* Democrats indicate they're open to 'means-testing'
* Republicans seek distance from 'no new taxes' pledge
* Senator Corker urges 'political courage' for bigger deal
* Baucus wants to extend estate tax break, wind credit
By Jason Lange
WASHINGTON, Nov 25 U.S. lawmakers have made
little progress in the past 10 days toward a compromise to avoid
the harsh tax increases and government spending cuts scheduled
for Jan. 1, a senior Democratic senator said on Sunday.

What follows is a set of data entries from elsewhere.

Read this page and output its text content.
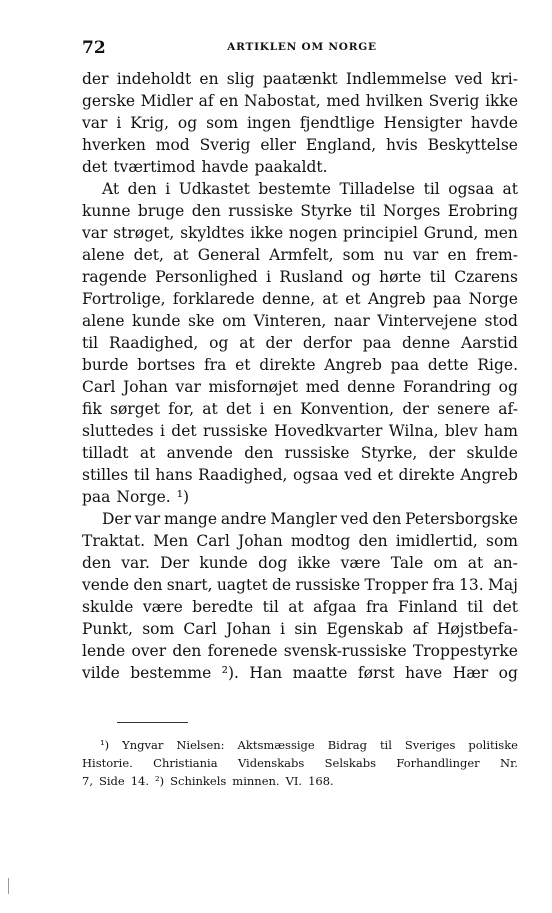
72	ARTIKLEN OM NORGE
der indeholdt en slig paatænkt Indlemmelse ved kri-
gerske Midler af en Nabostat, med hvilken Sverig ikke
var i Krig, og som ingen fjendtlige Hensigter havde
hverken mod Sverig eller England, hvis Beskyttelse
det tværtimod havde paakaldt.
At den i Udkastet bestemte Tilladelse til ogsaa at
kunne bruge den russiske Styrke til Norges Erobring
var strøget, skyldtes ikke nogen principiel Grund, men
alene det, at General Armfelt, som nu var en frem-
ragende Personlighed i Rusland og hørte til Czarens
Fortrolige, forklarede denne, at et Angreb paa Norge
alene kunde ske om Vinteren, naar Vintervejene stod
til Raadighed, og at der derfor paa denne Aarstid
burde bortses fra et direkte Angreb paa dette Rige.
Carl Johan var misfornøjet med denne Forandring og
fik sørget for, at det i en Konvention, der senere af-
sluttedes i det russiske Hovedkvarter Wilna, blev ham
tilladt at anvende den russiske Styrke, der skulde
stilles til hans Raadighed, ogsaa ved et direkte Angreb
paa Norge. ¹)
Der var mange andre Mangler ved den Petersborgske
Traktat. Men Carl Johan modtog den imidlertid, som
den var. Der kunde dog ikke være Tale om at an-
vende den snart, uagtet de russiske Tropper fra 13. Maj
skulde være beredte til at afgaa fra Finland til det
Punkt, som Carl Johan i sin Egenskab af Højstbefa-
lende over den forenede svensk-russiske Troppestyrke
vilde bestemme ²). Han maatte først have Hær og
¹) Yngvar Nielsen: Aktsmæssige Bidrag til Sveriges politiske
Historie. Christiania Videnskabs Selskabs Forhandlinger Nr.
7, Side 14. ²) Schinkels minnen. VI. 168.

The United States is on course to slash its budget deficit
nearly in half next year. Closing the gap that quickly, which in
Washington is referred to as going over a "fiscal cliff," could
easily trigger a recession.
"Unfortunately, for the last 10 days, with the House and
Congress gone for the Thanksgiving recess ... much progress
hasn't been made," Dick Durbin, the No. 2 Senate Democrat, told
ABC's "This Week" program.
Serious negotiations are expected to resume this week.
Democratic and Republican lawmakers have been trying to convince
the public - and financial markets - that they are willing to
compromise and can reach a deal before the end of the year.

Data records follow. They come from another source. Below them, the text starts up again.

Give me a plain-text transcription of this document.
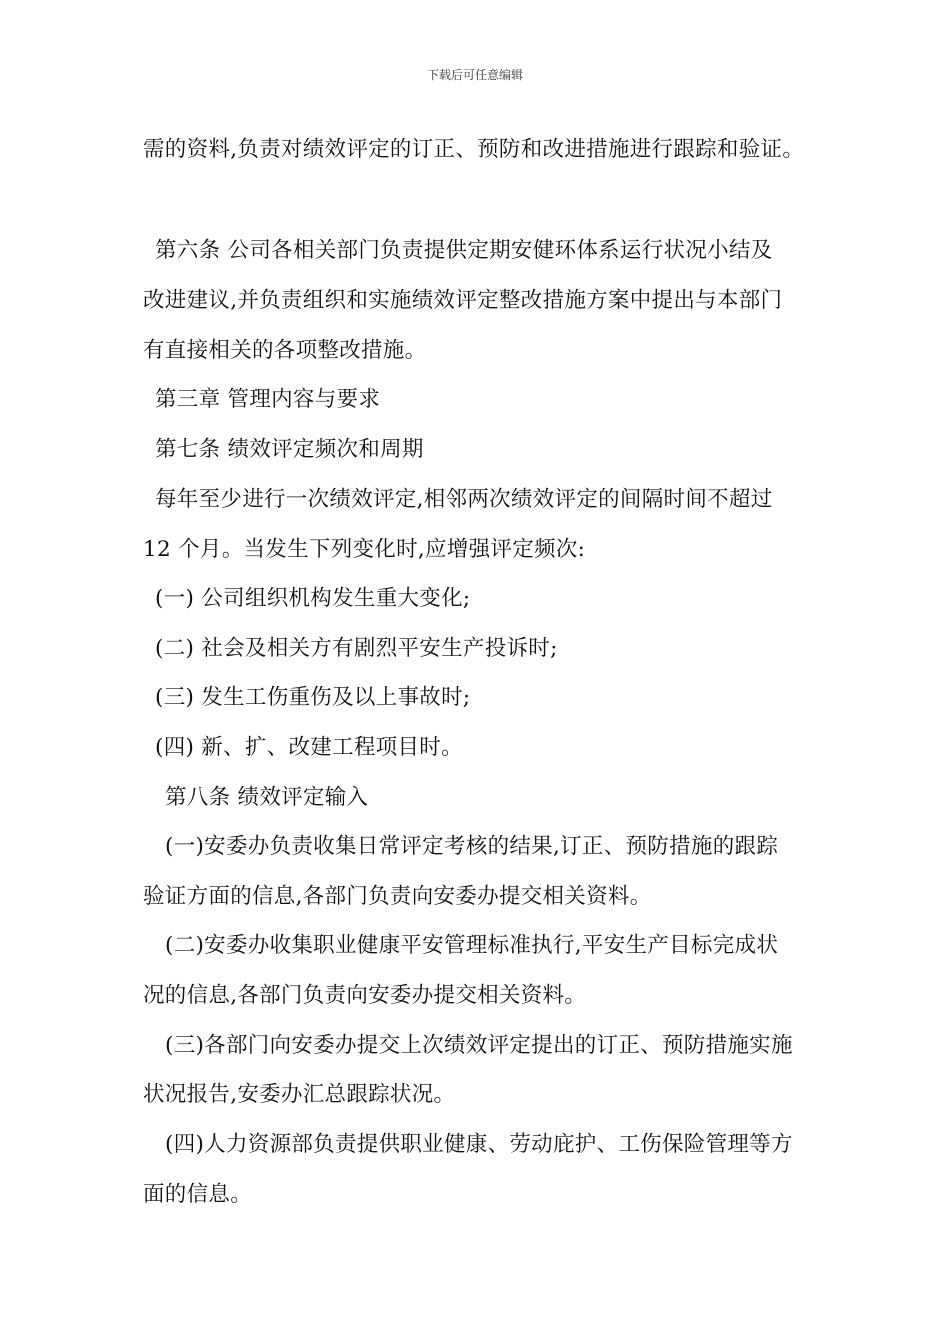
下载后可任意编辑
需的资料,负责对绩效评定的订正、预防和改进措施进行跟踪和验证。
第六条 公司各相关部门负责提供定期安健环体系运行状况小结及
改进建议,并负责组织和实施绩效评定整改措施方案中提出与本部门
有直接相关的各项整改措施。
第三章 管理内容与要求
第七条 绩效评定频次和周期
每年至少进行一次绩效评定,相邻两次绩效评定的间隔时间不超过
12 个月。当发生下列变化时,应增强评定频次:
(一) 公司组织机构发生重大变化;
(二) 社会及相关方有剧烈平安生产投诉时;
(三) 发生工伤重伤及以上事故时;
(四) 新、扩、改建工程项目时。
第八条 绩效评定输入
(一)安委办负责收集日常评定考核的结果,订正、预防措施的跟踪
验证方面的信息,各部门负责向安委办提交相关资料。
(二)安委办收集职业健康平安管理标准执行,平安生产目标完成状
况的信息,各部门负责向安委办提交相关资料。
(三)各部门向安委办提交上次绩效评定提出的订正、预防措施实施
状况报告,安委办汇总跟踪状况。
(四)人力资源部负责提供职业健康、劳动庇护、工伤保险管理等方
面的信息。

Durbin indicated Democrats might accept a reform of the
government's Medicare health insurance program for the elderly
that would make higher-income seniors pay more for their care.
Democrats traditionally oppose limiting Medicare benefits
according to income, a practice known as "means testing." Durbin
said Medicaid, a public health insurance program for the poor,
also could be overhauled.
But Durbin said Social Security, the federal government
pension program, needs only small tweaks to ensure long-term
solvency rather than major reforms.
A deadline looms over the talks. Without action by lawmakers
and President Barack Obama, roughly $600 billion in tax
increases and spending cuts will start to hit households and
companies in early January.
'TEST OF POLITICAL COURAGE'
Republicans are averse to Democrats' plan to raise income
tax rates on the wealthiest Americans, which Republicans say
would hurt job creation.
Republicans also want to cut spending on social programs
more than Democrats say they will accept.

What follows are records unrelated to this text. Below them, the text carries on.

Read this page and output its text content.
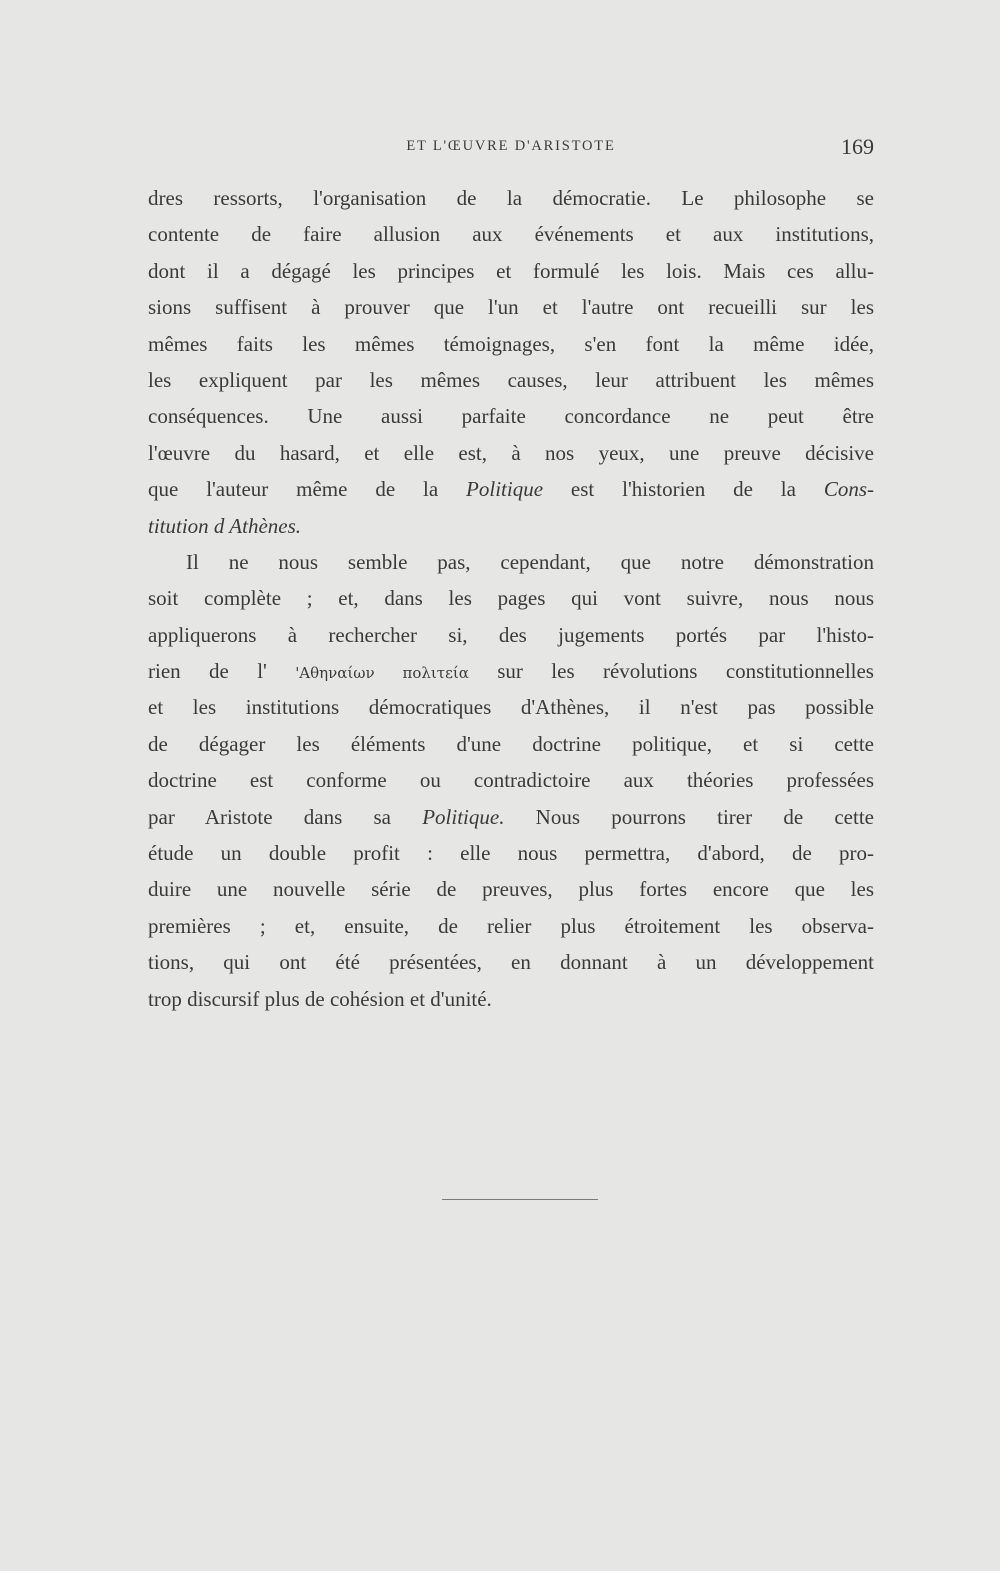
ET L'ŒUVRE D'ARISTOTE	169
dres ressorts, l'organisation de la démocratie. Le philosophe se
contente de faire allusion aux événements et aux institutions,
dont il a dégagé les principes et formulé les lois. Mais ces allu-
sions suffisent à prouver que l'un et l'autre ont recueilli sur les
mêmes faits les mêmes témoignages, s'en font la même idée,
les expliquent par les mêmes causes, leur attribuent les mêmes
conséquences. Une aussi parfaite concordance ne peut être
l'œuvre du hasard, et elle est, à nos yeux, une preuve décisive
que l'auteur même de la Politique est l'historien de la Cons-
titution d Athènes.
Il ne nous semble pas, cependant, que notre démonstration
soit complète ; et, dans les pages qui vont suivre, nous nous
appliquerons à rechercher si, des jugements portés par l'histo-
rien de l' 'Αθηναίων πολιτεία sur les révolutions constitutionnelles
et les institutions démocratiques d'Athènes, il n'est pas possible
de dégager les éléments d'une doctrine politique, et si cette
doctrine est conforme ou contradictoire aux théories professées
par Aristote dans sa Politique. Nous pourrons tirer de cette
étude un double profit : elle nous permettra, d'abord, de pro-
duire une nouvelle série de preuves, plus fortes encore que les
premières ; et, ensuite, de relier plus étroitement les observa-
tions, qui ont été présentées, en donnant à un développement
trop discursif plus de cohésion et d'unité.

House Speaker John Boehner has called for a short-term plan
to avert the fiscal cliff to pave the way for Congress and the
White House to agree to work during 2013 on comprehensive tax
reform and longer-term spending cuts.
But Republican Senator Bob Corker said both sides need to
show "political courage" and reach a bigger $4 trillion deficit
reduction deal that includes both increases in revenues and cuts
in spending by the end of the year.
"Kicking the can down the road - setting up a process for
token deficit reduction today with the promise of more reforms
later - is misguided and irresponsible and shows a total lack of
courage," Corker wrote in an editorial in the Washington Post.
A growing group of Republican lawmakers are loosening their
ties to Grover Norquist, the anti-tax activist famous for
getting elected officials to sign a pledge that they will vote
against any tax increases.
Republican Senator Lindsey Graham said Republicans will
allow tax revenues to rise as long as social spending programs
are reformed. "I will violate the pledge - long story short -
for the good of the country, only if Democrats will do
entitlement reform," he told "This Week."
Graham said he supported boosting revenues by closing tax
loopholes rather than by raising tax rates.
Republican Senator Saxby Chambliss said last week he "cared
more about the country" than a 20-year-old pledge. On Sunday,
Republican Representative Peter King, chairman of the House
Homeland Security Committee, told NBC's "Meet the Press" he
agreed with Chambliss.
While income tax breaks have attracted the most scrutiny,
lawmakers also need to come to terms on a host of other tax
incentives that are set to expire at the end of the year,
including an estate tax break.
Senator Max Baucus, the chairman of the Senate Finance
Committee and a key player in fiscal cliff talks, told a
newspaper in his home state of Montana that he wants to preserve
the estate tax break, which is important for farmers who want to
pass down land worth millions of dollars to their children.
Baucus also said he hopes to preserve the production tax
credit for wind energy, he told the Great Falls Tribune.